City Web: A tech platform for smarter cities
- By Susan Miller
- Feb 25, 2016
Turning up the pressure for local-government information sharing, the President’s Council of Advisors on Science and Technology has called for the creation of a City Web – a collaborative platform to speed innovation.
The “Technology and the Future of Cities” report released Feb. 23 describes how the federal government can support new technologies and innovations to improve the lives of city residents. Investment in cities, PCAST contends, creates economic competitiveness and new jobs, fosters infrastructure improvements, expands opportunities for underserved city residents and amplifies the effectiveness of existing federal programs.
Central to the report is the vision for City Web, a collaboration framework for civic innovators to share tested solutions, insights and best practices that will help cities reduce the time and complexity required to get innovation off the ground.

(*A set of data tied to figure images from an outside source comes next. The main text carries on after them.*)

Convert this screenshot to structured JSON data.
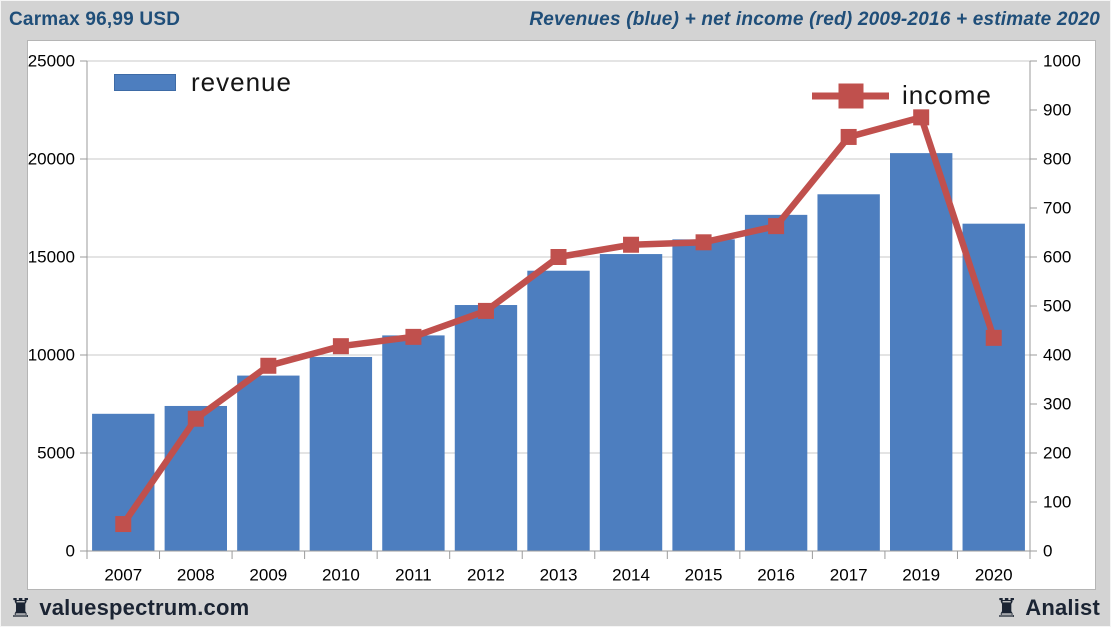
{
  "header": {
    "title_left": "Carmax 96,99 USD",
    "title_right": "Revenues (blue) + net income (red) 2009-2016 + estimate 2020"
  },
  "legend": {
    "revenue_label": "revenue",
    "income_label": "income"
  },
  "footer": {
    "brand_icon": "♜",
    "brand_label": "valuespectrum.com",
    "right_icon": "♜",
    "right_label": "Analist"
  },
  "colors": {
    "background": "#d3d3d3",
    "plot_bg": "#ffffff",
    "header_text": "#1f4e79",
    "footer_text": "#1b2433",
    "bar": "#4d7ebf",
    "line": "#c0504d",
    "grid": "#c8c8c8",
    "axis": "#9b9b9b",
    "tick_text": "#000000"
  },
  "chart_data": {
    "type": "bar+line",
    "title": "Revenues (blue) + net income (red) 2009-2016 + estimate 2020",
    "categories": [
      "2007",
      "2008",
      "2009",
      "2010",
      "2011",
      "2012",
      "2013",
      "2014",
      "2015",
      "2016",
      "2017",
      "2019",
      "2020"
    ],
    "series": [
      {
        "name": "revenue",
        "type": "bar",
        "axis": "left",
        "values": [
          7000,
          7400,
          8950,
          9900,
          11000,
          12550,
          14300,
          15150,
          15900,
          17150,
          18200,
          20300,
          16700
        ]
      },
      {
        "name": "income",
        "type": "line",
        "axis": "right",
        "values": [
          55,
          270,
          378,
          418,
          437,
          490,
          600,
          625,
          630,
          663,
          845,
          885,
          435
        ]
      }
    ],
    "left_axis": {
      "min": 0,
      "max": 25000,
      "ticks": [
        0,
        5000,
        10000,
        15000,
        20000,
        25000
      ]
    },
    "right_axis": {
      "min": 0,
      "max": 1000,
      "ticks": [
        0,
        100,
        200,
        300,
        400,
        500,
        600,
        700,
        800,
        900,
        1000
      ]
    },
    "grid": true,
    "legend_position": "top-inside"
  }
}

Such a solution would use standards and interoperable applications to share data across different systems without the need for top-down coordination. City Web, as PCAST describes it, can “develop, curate and promote useful APIs, utilizing widespread data exchange protocols, so that new data and applications (and associated underlying business processes) developed in or for a particular city can be easily shared and further developed by others and so on.”
Such sharing would create a “learning loop,” in which the City Web knowledge base would facilitate smart city experiments across the nation. Those experiments would then build the knowledge repositories that eventually become a resource for additional pilot programs.
Other characteristics of the proposed City Web include:
Provide a platform for public-private data sharing. Governments and industry partners could use data from multiple sources to address civic issues – so algorithms that power AirBnB, for example, could help individuals find space in homeless shelters.
Facilitate sharing of open source code as well as software-as-a-service platforms and apps (through the creation of app stores).
Foster standards that will contribute to diverse but interoperable technologies.
Contribute to a data repository. City Web could anonymously combine data collected from multiple cities and urban stakeholders so that algorithms running across such a large dataset would provide insights beyond those gleaned from single data sources.
Smooth technology-adoption challenges. Just as software-as-a-service, mobile apps and app stores allow non-technical individuals use today’s powerful software and hardware, the City Web would make “huge numbers of solutions widely available, transparently reviewed and easily updateable.”
Facilitate data exchanges between data stewards -- such as cities, utilities, companies, service providers and other agencies -- and trusted third-party analysis services provided by the national laboratories and universities.
Transform urban modeling. Large-scale computational models have long been used in relatively narrow, urban applications. The vast data sources of City Web could enable more complex, integrated models and support a large ecosystem of developers and users.
Other recommendations from PCAST report include:
- The Cities Innovation Technology Investment Initiative, a funded interagency program that would coordinate government programs, sponsor both city/district and government-located demonstration projects, facilitate workforce education and training and initiate a process to create the City Web shared software and data platform under the direction of a consortium composed of all stakeholders.
- A call for the staff and funding to make the Department of Housing and Urban Development an originator of new models for making cities more adaptable to technological change.
- Legislation for two financing programs to help cities and municipalities develop Urban Development Districts that would introduce new technology in their communities.
- Creation of the Urban Science Technology Initiative subcommittee to coordinate federally funded research and development.
Susan Miller is executive editor at GCN.
Over a career spent in tech media, Miller has worked in editorial, print production and online, starting on the copy desk at IDG’s ComputerWorld, moving to print production for Federal Computer Week and later helping launch websites and email newsletter delivery for FCW. After a turn at Virginia’s Center for Innovative Technology, where she worked to promote technology-based economic development, she rejoined what was to become 1105 Media in 2004, eventually managing content and production for all the company's government-focused websites. Miller shifted back to editorial in 2012, when she began working with GCN.
Miller has a BA and MA from West Chester University and did Ph.D. work in English at the University of Delaware.